Now, just consider for a moment what would have happened if Mallya had been borrowing from bond investors rather than banks. There is little doubt that the bond markets would have begun demanding stiff premiums from Mallya if he needed money. His cash-flow problems were evident when Indian airports refused to let his planes land unless they were paid upfront. Kingfisher Airlines would have seen its bonds priced as junk rather than being offered sweet deals.
Why the bankers decided to accommodate Mallya despite his growing financial troubles remains to be fully understood. A witch hunt may seem attractive, but the regulators must remember that indiscriminate allegations could lead to collateral damage—risk aversion that will, in effect, bring all major lending decisions to a halt, as it happened at the turn of the century. This does not mean that corruption is not a possible explanation, but it is only one of several.
India has a minuscule corporate bond market given the size of its economy.
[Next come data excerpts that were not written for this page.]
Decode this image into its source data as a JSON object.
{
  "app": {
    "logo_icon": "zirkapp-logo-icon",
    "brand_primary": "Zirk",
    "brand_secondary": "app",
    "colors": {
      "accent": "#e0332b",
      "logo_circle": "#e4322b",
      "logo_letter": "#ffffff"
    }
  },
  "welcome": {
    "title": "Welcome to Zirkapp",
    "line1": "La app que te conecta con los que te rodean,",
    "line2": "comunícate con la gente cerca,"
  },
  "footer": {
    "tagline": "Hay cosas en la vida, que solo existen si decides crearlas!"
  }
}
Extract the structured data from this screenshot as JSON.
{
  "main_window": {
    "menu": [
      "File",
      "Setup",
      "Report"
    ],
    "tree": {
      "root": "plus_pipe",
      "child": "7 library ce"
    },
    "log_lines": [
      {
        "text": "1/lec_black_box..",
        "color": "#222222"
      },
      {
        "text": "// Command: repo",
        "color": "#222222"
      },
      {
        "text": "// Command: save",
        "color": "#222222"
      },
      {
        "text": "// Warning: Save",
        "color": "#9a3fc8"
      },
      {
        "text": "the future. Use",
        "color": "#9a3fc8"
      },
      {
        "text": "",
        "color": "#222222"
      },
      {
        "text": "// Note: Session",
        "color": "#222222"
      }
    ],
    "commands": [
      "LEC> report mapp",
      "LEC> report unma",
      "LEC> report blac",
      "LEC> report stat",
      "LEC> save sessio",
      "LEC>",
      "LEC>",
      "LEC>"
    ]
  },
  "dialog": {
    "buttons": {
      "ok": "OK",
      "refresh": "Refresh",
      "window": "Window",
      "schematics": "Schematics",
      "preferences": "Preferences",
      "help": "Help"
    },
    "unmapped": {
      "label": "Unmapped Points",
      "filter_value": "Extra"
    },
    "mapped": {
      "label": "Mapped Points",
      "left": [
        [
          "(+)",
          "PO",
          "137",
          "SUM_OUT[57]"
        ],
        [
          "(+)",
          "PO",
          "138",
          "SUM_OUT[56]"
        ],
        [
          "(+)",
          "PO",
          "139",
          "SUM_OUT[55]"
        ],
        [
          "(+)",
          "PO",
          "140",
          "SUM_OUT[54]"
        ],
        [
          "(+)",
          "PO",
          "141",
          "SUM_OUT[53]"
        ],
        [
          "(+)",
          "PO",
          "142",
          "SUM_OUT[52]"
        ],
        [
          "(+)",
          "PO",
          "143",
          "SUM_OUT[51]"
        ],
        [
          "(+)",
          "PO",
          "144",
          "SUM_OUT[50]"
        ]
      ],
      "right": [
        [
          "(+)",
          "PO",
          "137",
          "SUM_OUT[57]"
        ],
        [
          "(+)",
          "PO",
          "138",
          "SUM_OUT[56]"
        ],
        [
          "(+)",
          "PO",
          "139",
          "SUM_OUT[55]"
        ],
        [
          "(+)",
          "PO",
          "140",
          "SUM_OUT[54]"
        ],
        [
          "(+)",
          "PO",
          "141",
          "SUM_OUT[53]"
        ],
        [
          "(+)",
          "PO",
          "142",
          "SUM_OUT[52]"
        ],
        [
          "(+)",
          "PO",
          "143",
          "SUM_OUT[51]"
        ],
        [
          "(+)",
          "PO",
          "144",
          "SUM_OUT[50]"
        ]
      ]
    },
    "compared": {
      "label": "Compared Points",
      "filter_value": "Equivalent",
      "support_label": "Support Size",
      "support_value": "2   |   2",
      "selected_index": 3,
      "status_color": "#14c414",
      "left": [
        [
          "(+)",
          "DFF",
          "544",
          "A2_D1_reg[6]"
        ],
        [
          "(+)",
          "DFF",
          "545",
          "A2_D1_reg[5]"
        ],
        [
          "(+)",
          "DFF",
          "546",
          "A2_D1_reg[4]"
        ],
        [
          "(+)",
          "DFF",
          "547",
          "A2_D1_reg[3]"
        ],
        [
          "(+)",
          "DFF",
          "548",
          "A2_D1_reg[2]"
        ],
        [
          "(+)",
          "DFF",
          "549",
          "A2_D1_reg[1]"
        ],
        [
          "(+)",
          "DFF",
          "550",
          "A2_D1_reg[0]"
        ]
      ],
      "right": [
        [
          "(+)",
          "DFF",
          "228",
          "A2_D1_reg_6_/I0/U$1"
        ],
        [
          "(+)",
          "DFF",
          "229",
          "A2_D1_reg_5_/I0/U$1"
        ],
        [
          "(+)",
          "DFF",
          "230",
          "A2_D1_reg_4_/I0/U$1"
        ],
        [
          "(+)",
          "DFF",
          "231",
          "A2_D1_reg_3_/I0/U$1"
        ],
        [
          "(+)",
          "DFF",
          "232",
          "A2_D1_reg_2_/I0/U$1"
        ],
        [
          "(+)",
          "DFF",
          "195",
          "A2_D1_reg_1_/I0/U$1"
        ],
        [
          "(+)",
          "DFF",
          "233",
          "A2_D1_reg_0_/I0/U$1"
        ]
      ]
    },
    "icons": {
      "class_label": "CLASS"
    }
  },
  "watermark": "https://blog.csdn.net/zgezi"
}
That is because of a variety of reasons, from the dominance of primary placements to a narrow investor base to a messy regime of stamp duties across states to the absence of protection opportunities from credit default swaps. But perhaps the most important thing to do right now is to push ahead with the new bankruptcy law.
Bond markets are not without their flaws. The financial crisis that hit Wall Street in September 2008 had its roots in a massive misplacing of risk by investors who claimed to be sophisticated. So, India should think of a corporate bond market as one part of its financial ecosystem, rather than a solution to all the problems of a financial system dominated by bank lending. It is not a choice between binaries.
The Kingfisher saga offers us several insights—from malfunctioning boards to bankers who did not take tough action when it was most needed to a promoter whose strategic thinking did not match his personal flamboyance. Even the restructuring of loans that the Reserve Bank of India decided to encourage in 2009 has amounted to nothing more than throwing good money after bad. Neither have other regulatory interventions such as corporate debt restructuring worked as well as they should have.
Businessmen such as Mallya should be held responsible for wilful loan defaults. However, the finance ministry and the financial regulators should also look beyond the personalities involved to examine some deeper structural issues. There are two immediate things the finance minister can do. Push ahead with the bankruptcy law. And work towards building a robust corporate bond market that will demand higher interest rates from companies at the first sign of trouble.
A bit of financial market discipline would have helped in the case of Mallya.